Mais si les urgences de Trousseau sont surchargées, pourquoi les pompiers ne sollicitent pas plus les urgences privées des cliniques de l’Alliance et Vinci à St-Cyr-sur-Loire et Chambray-lès-Tours. Une bonne question : « ils ne jouent peut-être pas leur vrai rôle d’urgence et font un tri en choisissant éventuellement quels types de pathologies on peut leur transporter ou pas. Il arrive que le SAMU coordonne une orientation sur une clinique et en arrivant ils refusent notre patient parce qu’ils n’ont pas le spécialiste ou pas la place. Eux, ils sont en droit de refuser mais pas Trousseau qui est un hôpital public. »

Un constat partagé par Katia Molineri, représentante du syndicat FO au CHRU. Pour elle la conclusion est claire : « s’il y a le même problème dans les cliniques, c’est bien qu’il y a un manque de lits. » Elle aussi elle est très énervée depuis le passage de la ministre : « elle a désengorgé les urgences lors de sa venue. Ce jour-là, les patients sont partis vers les cliniques. C’est bizarre et ce n’est pas habituel car le service est toujours archi plein. Les filles sont débordées, elles n’en peuvent plus. On ne sait plus où mettre les patients. » Et de citer un exemple qu’une collègue lui a rapporté : « un patient en fin de vie est resté à attendre longtemps dans un box, c’est inadmissible. »

Pourtant, le service des urgences a été réorganisé en 2014, justement après une grogne massive des médecins. Selon les syndicats, ce plan n’a pas porté ses fruits : « ce mardi après-midi, alors que l’on a seulement 3 lits disponibles en service de déchoquage nous avons 8 patients. Ils sont sur des brancards. Dans le circuit court, il y a 4 lits, des patients en occupent 3 et ils sont 6 en attente. Pour le circuit long, on compte 27 lits. Ils sont tous pris et on a encore une vingtaine de personnes qui attendent. Il nous faudrait par ailleurs 3 personnes de plus pour que cela fonctionne bien. Les personnels n’ont pas l’impression de faire correctement leur travail. Certains sont épuisés et souhaitent se reconvertir, changer d’orientation professionnelle. »

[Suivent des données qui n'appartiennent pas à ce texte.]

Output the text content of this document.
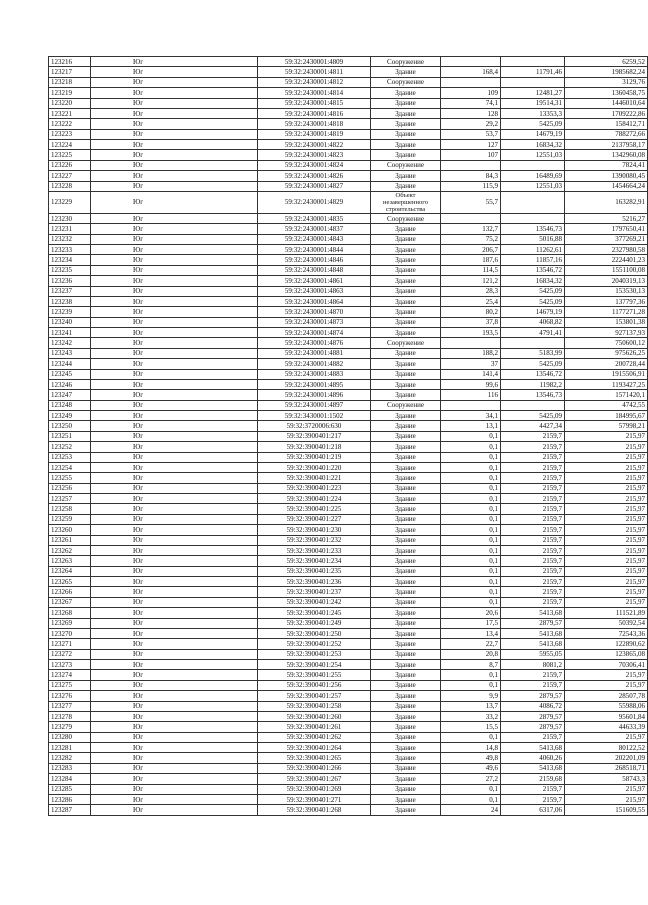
123216	Юг	59:32:2430001:4809	Сооружение			6259,52
123217	Юг	59:32:2430001:4811	Здание	168,4	11791,46	1985682,24
123218	Юг	59:32:2430001:4812	Сооружение			3129,76
123219	Юг	59:32:2430001:4814	Здание	109	12481,27	1360458,75
123220	Юг	59:32:2430001:4815	Здание	74,1	19514,31	1446010,64
123221	Юг	59:32:2430001:4816	Здание	128	13353,3	1709222,86
123222	Юг	59:32:2430001:4818	Здание	29,2	5425,09	158412,71
123223	Юг	59:32:2430001:4819	Здание	53,7	14679,19	788272,66
123224	Юг	59:32:2430001:4822	Здание	127	16834,32	2137958,17
123225	Юг	59:32:2430001:4823	Здание	107	12551,03	1342960,08
123226	Юг	59:32:2430001:4824	Сооружение			7824,41
123227	Юг	59:32:2430001:4826	Здание	84,3	16489,69	1390080,45
123228	Юг	59:32:2430001:4827	Здание	115,9	12551,03	1454664,24
123229	Юг	59:32:2430001:4829	Объект незавершенного строительства	55,7		163282,91
123230	Юг	59:32:2430001:4835	Сооружение			5216,27
123231	Юг	59:32:2430001:4837	Здание	132,7	13546,73	1797650,41
123232	Юг	59:32:2430001:4843	Здание	75,2	5016,88	377269,21
123233	Юг	59:32:2430001:4844	Здание	206,7	11262,61	2327980,58
123234	Юг	59:32:2430001:4846	Здание	187,6	11857,16	2224401,23
123235	Юг	59:32:2430001:4848	Здание	114,5	13546,72	1551100,08
123236	Юг	59:32:2430001:4861	Здание	121,2	16834,32	2040319,13
123237	Юг	59:32:2430001:4863	Здание	28,3	5425,09	153530,13
123238	Юг	59:32:2430001:4864	Здание	25,4	5425,09	137797,36
123239	Юг	59:32:2430001:4870	Здание	80,2	14679,19	1177271,28
123240	Юг	59:32:2430001:4873	Здание	37,8	4068,82	153801,38
123241	Юг	59:32:2430001:4874	Здание	193,5	4791,41	927137,93
123242	Юг	59:32:2430001:4876	Сооружение			750600,12
123243	Юг	59:32:2430001:4881	Здание	188,2	5183,99	975626,25
123244	Юг	59:32:2430001:4882	Здание	37	5425,09	200728,44
123245	Юг	59:32:2430001:4883	Здание	141,4	13546,72	1915506,91
123246	Юг	59:32:2430001:4895	Здание	99,6	11982,2	1193427,25
123247	Юг	59:32:2430001:4896	Здание	116	13546,73	1571420,1
123248	Юг	59:32:2430001:4897	Сооружение			4742,55
123249	Юг	59:32:3430001:1502	Здание	34,1	5425,09	184995,67
123250	Юг	59:32:3720006:630	Здание	13,1	4427,34	57998,21
123251	Юг	59:32:3900401:217	Здание	0,1	2159,7	215,97
123252	Юг	59:32:3900401:218	Здание	0,1	2159,7	215,97
123253	Юг	59:32:3900401:219	Здание	0,1	2159,7	215,97
123254	Юг	59:32:3900401:220	Здание	0,1	2159,7	215,97
123255	Юг	59:32:3900401:221	Здание	0,1	2159,7	215,97
123256	Юг	59:32:3900401:223	Здание	0,1	2159,7	215,97
123257	Юг	59:32:3900401:224	Здание	0,1	2159,7	215,97
123258	Юг	59:32:3900401:225	Здание	0,1	2159,7	215,97
123259	Юг	59:32:3900401:227	Здание	0,1	2159,7	215,97
123260	Юг	59:32:3900401:230	Здание	0,1	2159,7	215,97
123261	Юг	59:32:3900401:232	Здание	0,1	2159,7	215,97
123262	Юг	59:32:3900401:233	Здание	0,1	2159,7	215,97
123263	Юг	59:32:3900401:234	Здание	0,1	2159,7	215,97
123264	Юг	59:32:3900401:235	Здание	0,1	2159,7	215,97
123265	Юг	59:32:3900401:236	Здание	0,1	2159,7	215,97
123266	Юг	59:32:3900401:237	Здание	0,1	2159,7	215,97
123267	Юг	59:32:3900401:242	Здание	0,1	2159,7	215,97
123268	Юг	59:32:3900401:245	Здание	20,6	5413,68	111521,89
123269	Юг	59:32:3900401:249	Здание	17,5	2879,57	50392,54
123270	Юг	59:32:3900401:250	Здание	13,4	5413,68	72543,36
123271	Юг	59:32:3900401:252	Здание	22,7	5413,68	122890,62
123272	Юг	59:32:3900401:253	Здание	20,8	5955,05	123865,08
123273	Юг	59:32:3900401:254	Здание	8,7	8081,2	70306,41
123274	Юг	59:32:3900401:255	Здание	0,1	2159,7	215,97
123275	Юг	59:32:3900401:256	Здание	0,1	2159,7	215,97
123276	Юг	59:32:3900401:257	Здание	9,9	2879,57	28507,78
123277	Юг	59:32:3900401:258	Здание	13,7	4086,72	55988,06
123278	Юг	59:32:3900401:260	Здание	33,2	2879,57	95601,84
123279	Юг	59:32:3900401:261	Здание	15,5	2879,57	44633,39
123280	Юг	59:32:3900401:262	Здание	0,1	2159,7	215,97
123281	Юг	59:32:3900401:264	Здание	14,8	5413,68	80122,52
123282	Юг	59:32:3900401:265	Здание	49,8	4060,26	202201,09
123283	Юг	59:32:3900401:266	Здание	49,6	5413,68	268518,71
123284	Юг	59:32:3900401:267	Здание	27,2	2159,68	58743,3
123285	Юг	59:32:3900401:269	Здание	0,1	2159,7	215,97
123286	Юг	59:32:3900401:271	Здание	0,1	2159,7	215,97
123287	Юг	59:32:3900401:268	Здание	24	6317,06	151609,55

FO explique avoir demandé à plusieurs reprises un rendez-vous avec Marisol Touraine : « elle nous a renvoyé vers l’Agence Régionale de Santé que l’on a contactée… et on attend. La semaine dernière, elle est venue sans prévenir qui que ce soit. Ce sont des collègues qui nous ont alerté. » A défaut d’entretien, les syndicats tourangeaux annoncent déjà leur participation à une journée de grève nationale du monde de la santé le 7 mars. Chez les pompiers, la CFTC pourrait elle aussi engager une mobilisation rapidement. Nous attendons par ailleurs la réponse du CHRU à notre demande d’interview pour avoir le point de vue de la direction sur le fonctionnement des urgences de Trousseau afin de pouvoir comprendre les contraintes de chacun.